In Latin America, the remix achieved significant success, becoming the first song by Bad Gyal to chart in several countries. In the United States, the remix became her highest appearance in the Billboard Global 200 chart since "Kármika". It was certified platinum in the United States and gold in Mexico.
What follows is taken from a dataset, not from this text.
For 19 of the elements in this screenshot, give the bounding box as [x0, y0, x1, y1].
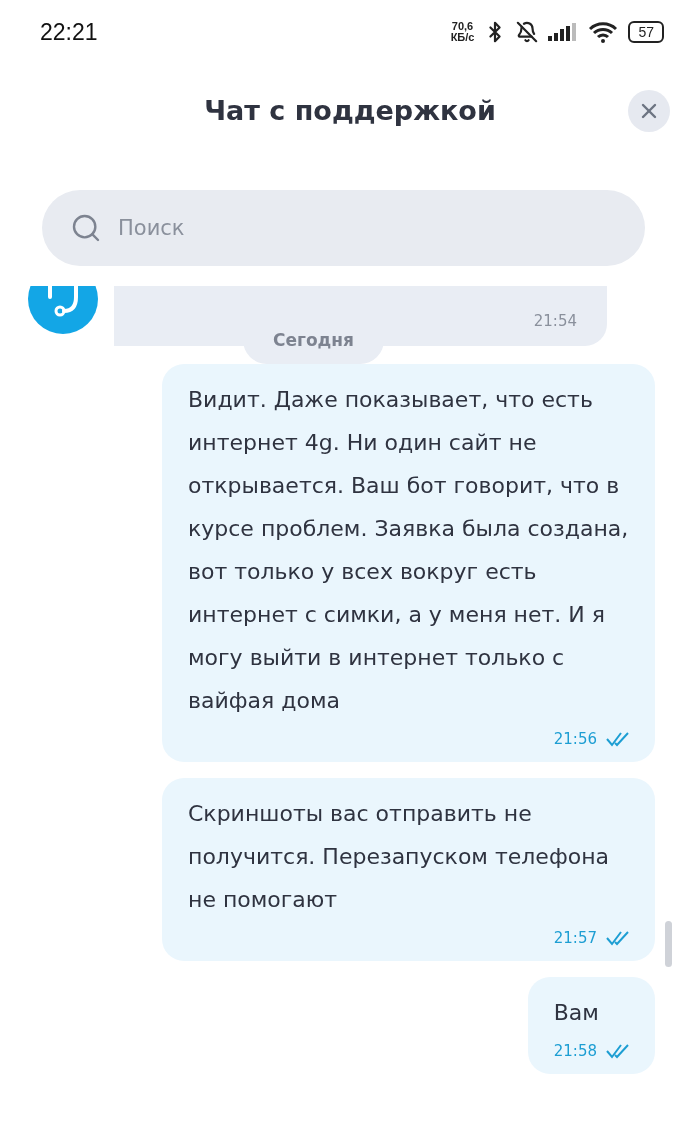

===Background and composition===
Bad Gyal called the remix "a very organic collaboration", saying that Tokischa and Young Miko "gave this song a new meaning and transformed it into a very original and perfect continuation, straying away from the typical remix". The production was handled by Mag and Mauro was credited as an additional producer. The cover art was designed by Pol Anglada, who also designed the cover for the original version.

===Music video===
A music video for the remix was uploaded to Bad Gyal's YouTube account on 21 June 2023. The video was directed by Artasans and produced by Nora Carbonell, and was shot in Barcelona, Spain. It features the three artists in a limousine "having a wild girls' night out". As of February 2024, the video has received over 203 million views, being Bad Gyal's most viewed video on the platform.

===Charts===

====Weekly charts====

Weekly chart performance for "Chulo pt. 2"
| Chart (2023–2024) | Peak position |
|---|---|
| Argentina (Argentina Hot 100) | 16 |
| Chile (Billboard) | 7 |
| Chile Urbano (Monitor Latino) | 14 |
| Costa Rica (FONOTICA) | 10 |
| Dominican Republic (SODINPRO) | 24 |
| Ecuador (Billboard) | 11 |
| Global 200 (Billboard) | 89 |
| Honduras (Monitor Latino) | 9 |
| Honduras Urbano (Monitor Latino) | 9 |
| Nicaragua (Monitor Latino) | 3 |
| Nicaragua Urbano (Monitor Latino) | 3 |
| Paraguay (SGP) | 44 |
| Peru (Billboard) | 9 |
| Peru (Monitor Latino) | 4 |
| Peru Urbano (Monitor Latino) | 3 |
| Puerto Rico (Monitor Latino) | 9 |
| Puerto Rico Urbano (Monitor Latino) | 5 |
| Uruguay (CUD) | 18 |
| US Hot Latin Songs (Billboard) | 33 |

====Year-end charts====

2023 year-end chart performance for "Chulo pt. 2"
| Chart (2023) | Position |
|---|---|
| Chile Urbano (Monitor Latino) | 62 |
| Costa Rica Urbano (Monitor Latino) | 39 |
| Dominican Republic Urbano (Monitor Latino) | 84 |
| Honduras Urbano (Monitor Latino) | 71 |
| Nicaragua (Monitor Latino) | 80 |
| Nicaragua Urbano (Monitor Latino) | 52 |
| Peru (Monitor Latino) | 37 |
| Peru Urbano (Monitor Latino) | 24 |
| Puerto Rico (Monitor Latino) | 65 |
| Puerto Rico Urbano (Monitor Latino) | 39 |

2024 year-end chart performance for "Chulo pt. 2"
| Chart (2024) | Position |
|---|---|
| Chile Urbano (Monitor Latino) | 66 |
| Costa Rica Urbano (Monitor Latino) | 64 |
| Honduras (Monitor Latino) | 42 |
| Honduras Urbano (Monitor Latino) | 30 |
| Nicaragua (Monitor Latino) | 29 |
| Nicaragua Urbano (Monitor Latino) | 20 |
| Peru (Monitor Latino) | 22 |
| Peru Urbano (Monitor Latino) | 13 |

===Certifications===

Certifications for "Chulo pt. 2"
| Region | Certification | Certified units/sales |
| Mexico (AMPROFON) | Gold | 70,000^{‡} |
| United States (RIAA) | 6× Platinum (Latin) | 360,000^{‡} |
^{‡} Sales+streaming figures based on certification alone.